Kinderen, zonder naam verm. 1371 bij de verzoening inzake de moord op Huge Gibenneve (zie ald.):

1. Willem Dijc, volgt III.

2. Pieter Pietersz.

hij, zijn broer, zwager en zuster en een verder onbekende Dirk van Spenghen twistten over de nalatenschap van Frank Diedwarenz. met het kartuizerklooster bij Geertruidenberg; 13 mei 1405 kwam een scheiding tot stand, daarbij ontving hij de som van 100 £ paym. Zij deden 13 jan. 1406 met de verdere erfgenamen van Machteld Frank Diedwarenz. afstand van hun rechten op haar nalatenschap t.g.v. het kartuizerklooster bij Geertruidenberg (RANBrab., Arch. v.h. Hollandse Huis bij Geertruidenberg 1 eerste deel f. 62 en v.).

3. Machteld

tr. Jan Claasz., verm. 13 mei 1405 (ontving 70 £ paym.) en 13 jan. 1406, zie hiervoor. Jan Claasz. is waarsch. degene die 20 nov. 1385 een rente overdroeg, afkomstig van zijn schoonvader (Ke. 1062, zie hoger). Hun dochter zal zijn:

a. Belie Jan Claasz.dr.

Zij ontving van haar verwant Frank Diedwarenz. 20 jan. 1405 de helft van 27 morgen land onder Woubrugge (Klo. 835)

27 mei 1410 verklaarde zij van Frank en zijn echtgenote 2½ morgen land te Valkenburgerbroek en 7 morgen land te Hoogmade gedurende haar leven ontvangen te hebben; e.e.a. was vervolgens bestemd voor het kartuizerklooster bij Geertruidenberg (RANBrab., Arch. v.h. Hollandse Huis bij Geertruidenberg 1 eerste deel f. 61); zij was 28 juni 1432 begijn te Delft (Klo. 653).

4. Heyle uten Campe

ovl. 14 nov. 1439 (Ke. 416 f. 4v.); zij is wellicht de Heyle uten Campe die in 1363 hofstedehuur te Leiden verschuldigd was aan de graaf (GvH. 19 f. 11v.). St. Pancraskapittel verklaarde 11 nov. 1384 haar een lijfrente en memoriediensten verschuldigd te zijn (Ke. 416 f. 4v.). Stichtte met Margaretha Simonsdr. 25 apr. 1398 in beider woonhuis op de hoek van de Achtergracht en Vrouwenkerksteeg een vrouwenconvent met kapel; schonk daaraan 2 morgen land en een uiterwaard tussen Rijn en St. Pietersland, bij de Zijlpoort, te Leiderdorp (Klo. 1472, F.J.W. van Kan, 'Leiden en de Moderne Devotie', in: E. de Bijll Nachenius, E. Scheenstra, S. Vermeer en M. de Vries, ed., Heimwee naar de middeleeuwen. Opstellen in theologisch perspectief (Leiden, 1989) 22-49, daarin 37-39). Hetgeen zij behield van de 70 £ paym. die haar uit de erfenis van Frank Diedwarenz. toekwam, was volgens scheiding van 13 mei 1405 bestemd voor genoemd convent (RANBrab., Arch. v.h. Hollandse Huis bij Geertruidenberg 1 eerste deel f. 62). Verm. 13 jan. 1406 (zie hoger, nr. 2).

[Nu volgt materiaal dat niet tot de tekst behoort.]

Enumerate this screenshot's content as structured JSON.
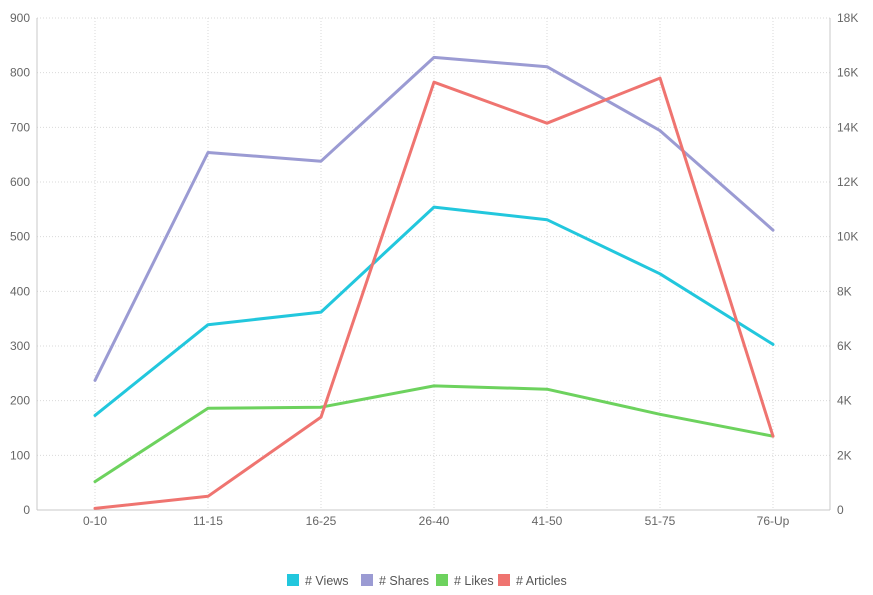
{
  "chart_data": {
    "type": "line",
    "categories": [
      "0-10",
      "11-15",
      "16-25",
      "26-40",
      "41-50",
      "51-75",
      "76-Up"
    ],
    "left_axis": {
      "ylim": [
        0,
        900
      ],
      "ticks": [
        "0",
        "100",
        "200",
        "300",
        "400",
        "500",
        "600",
        "700",
        "800",
        "900"
      ]
    },
    "right_axis": {
      "ylim": [
        0,
        18000
      ],
      "ticks": [
        "0",
        "2K",
        "4K",
        "6K",
        "8K",
        "10K",
        "12K",
        "14K",
        "16K",
        "18K"
      ]
    },
    "grid": true,
    "legend_position": "bottom-center",
    "series": [
      {
        "name": "# Views",
        "color": "#22c7dd",
        "axis": "left",
        "values": [
          173,
          339,
          362,
          554,
          531,
          432,
          303
        ]
      },
      {
        "name": "# Shares",
        "color": "#9b9bd3",
        "axis": "left",
        "values": [
          237,
          654,
          638,
          828,
          811,
          694,
          512
        ]
      },
      {
        "name": "# Likes",
        "color": "#6dd25e",
        "axis": "left",
        "values": [
          52,
          186,
          188,
          227,
          221,
          175,
          135
        ]
      },
      {
        "name": "# Articles",
        "color": "#ef7470",
        "axis": "right",
        "values": [
          60,
          500,
          3400,
          15650,
          14150,
          15800,
          2700
        ]
      }
    ]
  }
}
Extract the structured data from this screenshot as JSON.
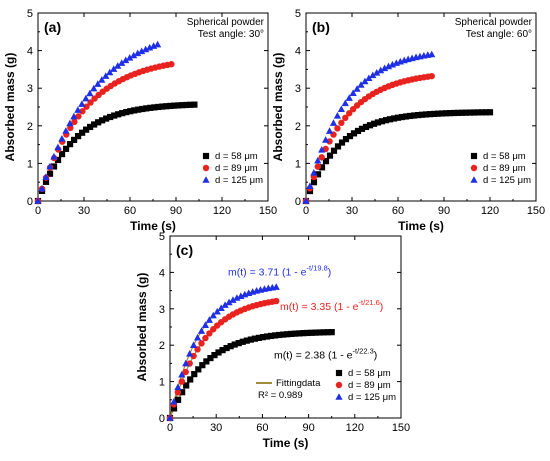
{
  "chart_data": [
    {
      "type": "scatter",
      "panel_label": "(a)",
      "annotation": [
        "Spherical powder",
        "Test angle: 30°"
      ],
      "xlabel": "Time (s)",
      "ylabel": "Absorbed mass (g)",
      "xlim": [
        0,
        150
      ],
      "ylim": [
        0,
        5
      ],
      "xticks": [
        "0",
        "30",
        "60",
        "90",
        "120",
        "150"
      ],
      "yticks": [
        "0",
        "1",
        "2",
        "3",
        "4",
        "5"
      ],
      "legend": {
        "position": "bottom-right",
        "entries": [
          "d = 58 μm",
          "d = 89 μm",
          "d = 125 μm"
        ]
      },
      "series": [
        {
          "name": "d = 58 μm",
          "marker": "square",
          "color": "#000000",
          "tau": 24,
          "amp": 2.6,
          "xmax": 102
        },
        {
          "name": "d = 89 μm",
          "marker": "circle",
          "color": "#e8231f",
          "tau": 30,
          "amp": 3.85,
          "xmax": 87
        },
        {
          "name": "d = 125 μm",
          "marker": "triangle",
          "color": "#1f2fe6",
          "tau": 36,
          "amp": 4.7,
          "xmax": 78
        }
      ]
    },
    {
      "type": "scatter",
      "panel_label": "(b)",
      "annotation": [
        "Spherical powder",
        "Test angle: 60°"
      ],
      "xlabel": "Time (s)",
      "ylabel": "Absorbed mass (g)",
      "xlim": [
        0,
        150
      ],
      "ylim": [
        0,
        5
      ],
      "xticks": [
        "0",
        "30",
        "60",
        "90",
        "120",
        "150"
      ],
      "yticks": [
        "0",
        "1",
        "2",
        "3",
        "4",
        "5"
      ],
      "legend": {
        "position": "bottom-right",
        "entries": [
          "d = 58 μm",
          "d = 89 μm",
          "d = 125 μm"
        ]
      },
      "series": [
        {
          "name": "d = 58 μm",
          "marker": "square",
          "color": "#000000",
          "tau": 22,
          "amp": 2.37,
          "xmax": 120
        },
        {
          "name": "d = 89 μm",
          "marker": "circle",
          "color": "#e8231f",
          "tau": 25,
          "amp": 3.45,
          "xmax": 82
        },
        {
          "name": "d = 125 μm",
          "marker": "triangle",
          "color": "#1f2fe6",
          "tau": 25,
          "amp": 4.05,
          "xmax": 82
        }
      ]
    },
    {
      "type": "scatter",
      "panel_label": "(c)",
      "xlabel": "Time (s)",
      "ylabel": "Absorbed mass (g)",
      "xlim": [
        0,
        150
      ],
      "ylim": [
        0,
        5
      ],
      "xticks": [
        "0",
        "30",
        "60",
        "90",
        "120",
        "150"
      ],
      "yticks": [
        "0",
        "1",
        "2",
        "3",
        "4",
        "5"
      ],
      "legend": {
        "position": "bottom-right",
        "entries": [
          "d = 58 μm",
          "d = 89 μm",
          "d = 125 μm"
        ]
      },
      "fit_legend": {
        "label": "Fittingdata",
        "r2": "R² = 0.989",
        "color": "#a08a3c"
      },
      "equations": [
        {
          "text": "m(t) = 3.71 (1 - e",
          "sup": "-t/19.8",
          "close": ")",
          "color": "#1f2fe6"
        },
        {
          "text": "m(t) = 3.35 (1 - e",
          "sup": "-t/21.6",
          "close": ")",
          "color": "#e8231f"
        },
        {
          "text": "m(t) = 2.38 (1 - e",
          "sup": "-t/22.3",
          "close": ")",
          "color": "#000000"
        }
      ],
      "series": [
        {
          "name": "d = 58 μm",
          "marker": "square",
          "color": "#000000",
          "tau": 22.3,
          "amp": 2.38,
          "xmax": 105
        },
        {
          "name": "d = 89 μm",
          "marker": "circle",
          "color": "#e8231f",
          "tau": 21.6,
          "amp": 3.35,
          "xmax": 69
        },
        {
          "name": "d = 125 μm",
          "marker": "triangle",
          "color": "#1f2fe6",
          "tau": 19.8,
          "amp": 3.71,
          "xmax": 69
        }
      ]
    }
  ]
}
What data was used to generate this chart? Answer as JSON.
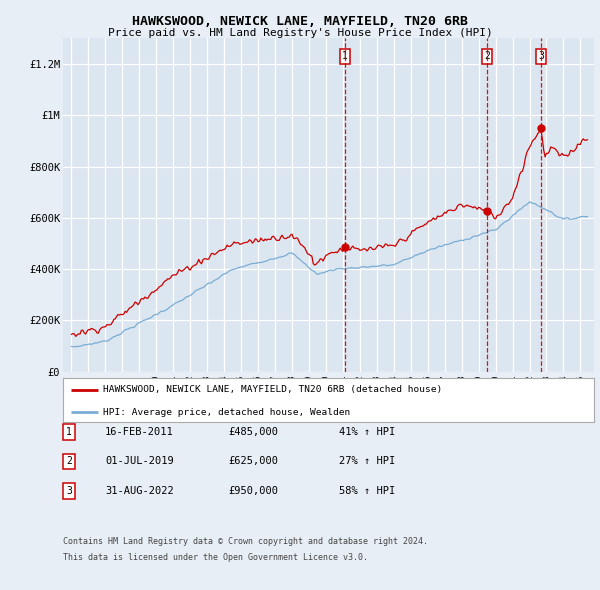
{
  "title": "HAWKSWOOD, NEWICK LANE, MAYFIELD, TN20 6RB",
  "subtitle": "Price paid vs. HM Land Registry's House Price Index (HPI)",
  "background_color": "#e8eef5",
  "plot_bg_color": "#dce6f0",
  "grid_color": "#ffffff",
  "ylim": [
    0,
    1300000
  ],
  "yticks": [
    0,
    200000,
    400000,
    600000,
    800000,
    1000000,
    1200000
  ],
  "ytick_labels": [
    "£0",
    "£200K",
    "£400K",
    "£600K",
    "£800K",
    "£1M",
    "£1.2M"
  ],
  "xlim_left": 1994.5,
  "xlim_right": 2025.8,
  "sales": [
    {
      "date_num": 2011.12,
      "price": 485000,
      "label": "1"
    },
    {
      "date_num": 2019.5,
      "price": 625000,
      "label": "2"
    },
    {
      "date_num": 2022.67,
      "price": 950000,
      "label": "3"
    }
  ],
  "legend_line1": "HAWKSWOOD, NEWICK LANE, MAYFIELD, TN20 6RB (detached house)",
  "legend_line2": "HPI: Average price, detached house, Wealden",
  "footer1": "Contains HM Land Registry data © Crown copyright and database right 2024.",
  "footer2": "This data is licensed under the Open Government Licence v3.0.",
  "sale_marker_color": "#cc0000",
  "hpi_line_color": "#7aadd4",
  "price_line_color": "#cc0000",
  "dashed_line_color": "#cc0000",
  "table_rows": [
    {
      "num": "1",
      "date": "16-FEB-2011",
      "price": "£485,000",
      "pct": "41% ↑ HPI"
    },
    {
      "num": "2",
      "date": "01-JUL-2019",
      "price": "£625,000",
      "pct": "27% ↑ HPI"
    },
    {
      "num": "3",
      "date": "31-AUG-2022",
      "price": "£950,000",
      "pct": "58% ↑ HPI"
    }
  ]
}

III. WILLEM DIJC (WILDIJC) PIETER WOUTERSZ.Z.

ovl. 9 apr. 1419, begr. St. Pancraskerk (Ke. 416 f. 58v.).

functie:

homan op het Hogeland in het Kerkvierendeel (na 1392; Secr. 84 f. 271).

beroep:

drapenier? Indien hij identiek is met Wildijc, verm. 1383-84 (Posthumus, Bronnen, I 27).

woonhuis:

aan de Hooigracht in Gansoord; verm. 1380-ca. 1390, de H. Geest had hierop 2 s.g.g. met houde (W. 1765 f. 12v.; Blok, Hollandsche stad, I 324); na 1392 in het Kerkvierendeel (Secr. 84 f. 271v.).

huisbezit:

* 1399-1400 een huis en erf tussen Molengracht en Nieuwe Vollersgracht, 1407-08 samen met zijn zwager Daniel Jacobsz. bezeten, daarna bezat deze het alleen; St. Pieterskerk had hierop een rente (Ke. 323 (2) f. 12, 19 en volgende rek.)

* verm. als belender aan de Middelweg 20 jan. 1402, aan St. Pancraskerkgracht 4 jan. 1404 (Klo. 537 en 525).

rentebezit:

* 11 nov. 1365 1 £ pay. op een huis en erf, 1395 afgekocht (RA. 50 f. 7).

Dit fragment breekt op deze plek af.